Tuesday, September 8th, 2009

Dan Agin
Huffington Post
April 22, 2009

Our current troubles with torture by agencies of our government, and the shock of many that medical doctors stood by or even assisted in such torture, will be with us for a while. There is never too much of knowledge, and usually too little of knowledge of the past, and our present time is apparently an illustration of our public failings.

To be clear about my own views, the publicized recent physical and psychological stresses used in the interrogation of prisoners in American hands, from the perspective of medicine, neuroscience, and psychiatry, were indeed torture. Various legal minds apparently twisted the meanings of words and phrases into knots in their attempts to provide cover for the use of terror in interrogations, but my guess is they and everyone around them knew the truth. And now various media hacks sound the same corrupted chant, more out of foolishness than any reasoned argument. It’s an ugly dance, a jig that reminds one of a crazy gavotte in Bedlam.

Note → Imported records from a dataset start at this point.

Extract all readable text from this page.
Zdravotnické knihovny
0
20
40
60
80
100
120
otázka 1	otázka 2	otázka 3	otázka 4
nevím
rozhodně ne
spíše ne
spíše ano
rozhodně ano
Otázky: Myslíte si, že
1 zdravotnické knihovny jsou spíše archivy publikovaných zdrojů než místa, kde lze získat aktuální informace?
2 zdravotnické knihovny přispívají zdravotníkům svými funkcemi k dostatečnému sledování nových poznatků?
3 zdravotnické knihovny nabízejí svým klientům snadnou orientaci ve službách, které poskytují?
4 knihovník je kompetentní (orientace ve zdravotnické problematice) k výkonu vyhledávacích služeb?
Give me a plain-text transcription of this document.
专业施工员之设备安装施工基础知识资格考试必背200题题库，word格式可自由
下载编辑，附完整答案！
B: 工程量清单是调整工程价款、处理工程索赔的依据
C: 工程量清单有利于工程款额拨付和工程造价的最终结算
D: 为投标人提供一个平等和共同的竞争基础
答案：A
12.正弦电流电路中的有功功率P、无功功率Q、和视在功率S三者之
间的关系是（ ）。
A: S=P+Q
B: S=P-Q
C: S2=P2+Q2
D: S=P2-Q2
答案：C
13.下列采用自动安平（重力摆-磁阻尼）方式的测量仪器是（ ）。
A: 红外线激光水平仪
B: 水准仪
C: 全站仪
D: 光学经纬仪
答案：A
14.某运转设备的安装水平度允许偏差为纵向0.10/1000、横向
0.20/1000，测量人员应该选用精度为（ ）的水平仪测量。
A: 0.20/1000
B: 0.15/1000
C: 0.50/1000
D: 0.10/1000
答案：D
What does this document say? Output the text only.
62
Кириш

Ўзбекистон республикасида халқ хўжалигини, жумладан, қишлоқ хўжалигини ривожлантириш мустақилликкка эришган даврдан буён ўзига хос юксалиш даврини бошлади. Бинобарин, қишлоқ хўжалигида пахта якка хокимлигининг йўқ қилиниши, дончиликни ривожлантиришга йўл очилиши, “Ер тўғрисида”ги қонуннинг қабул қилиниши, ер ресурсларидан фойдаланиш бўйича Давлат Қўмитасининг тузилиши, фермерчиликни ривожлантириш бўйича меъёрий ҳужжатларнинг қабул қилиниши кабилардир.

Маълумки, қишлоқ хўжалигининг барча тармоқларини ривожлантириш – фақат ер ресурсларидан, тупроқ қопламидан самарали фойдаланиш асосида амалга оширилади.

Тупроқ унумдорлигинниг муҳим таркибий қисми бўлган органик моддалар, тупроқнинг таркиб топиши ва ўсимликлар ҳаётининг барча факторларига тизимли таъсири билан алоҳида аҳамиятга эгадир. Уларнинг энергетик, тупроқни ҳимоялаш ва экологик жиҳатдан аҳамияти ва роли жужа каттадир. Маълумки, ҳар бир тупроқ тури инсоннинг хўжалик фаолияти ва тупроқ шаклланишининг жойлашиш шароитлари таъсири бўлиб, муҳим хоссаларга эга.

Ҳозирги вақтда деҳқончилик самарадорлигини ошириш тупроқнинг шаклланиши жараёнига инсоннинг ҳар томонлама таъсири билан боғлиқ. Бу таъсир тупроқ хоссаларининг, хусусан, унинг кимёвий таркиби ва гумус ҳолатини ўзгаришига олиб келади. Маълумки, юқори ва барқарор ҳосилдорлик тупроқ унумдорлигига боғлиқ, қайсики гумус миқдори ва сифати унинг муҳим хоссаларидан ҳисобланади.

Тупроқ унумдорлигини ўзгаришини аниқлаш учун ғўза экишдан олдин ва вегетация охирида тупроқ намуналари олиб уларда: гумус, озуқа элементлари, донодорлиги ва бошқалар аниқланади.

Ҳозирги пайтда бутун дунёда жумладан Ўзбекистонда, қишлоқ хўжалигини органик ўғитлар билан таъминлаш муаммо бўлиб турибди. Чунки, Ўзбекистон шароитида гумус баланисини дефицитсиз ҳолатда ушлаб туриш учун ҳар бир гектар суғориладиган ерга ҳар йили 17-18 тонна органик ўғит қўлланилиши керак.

Maybe the saddest cut of all is that we’ve been here before. Too many people are bemused by the illusion that physicians are incapable of standing by or assisting in the mechanics of torture. Maybe most are, but to say that all are is a public lie — and how many psychiatrists and internist physicians do you need to help turn the rack or rip at the mind with terror? Not many. For the few hundred prisoners at a place like Guantanamo, a handful of assisting psychiatrists and internists would be sufficient, both psychiatrists and internists already on the agency payroll and committed to agency operations.

Physicians of various kinds have always been involved in government interrogations. and it’s a bit silly to pretend otherwise.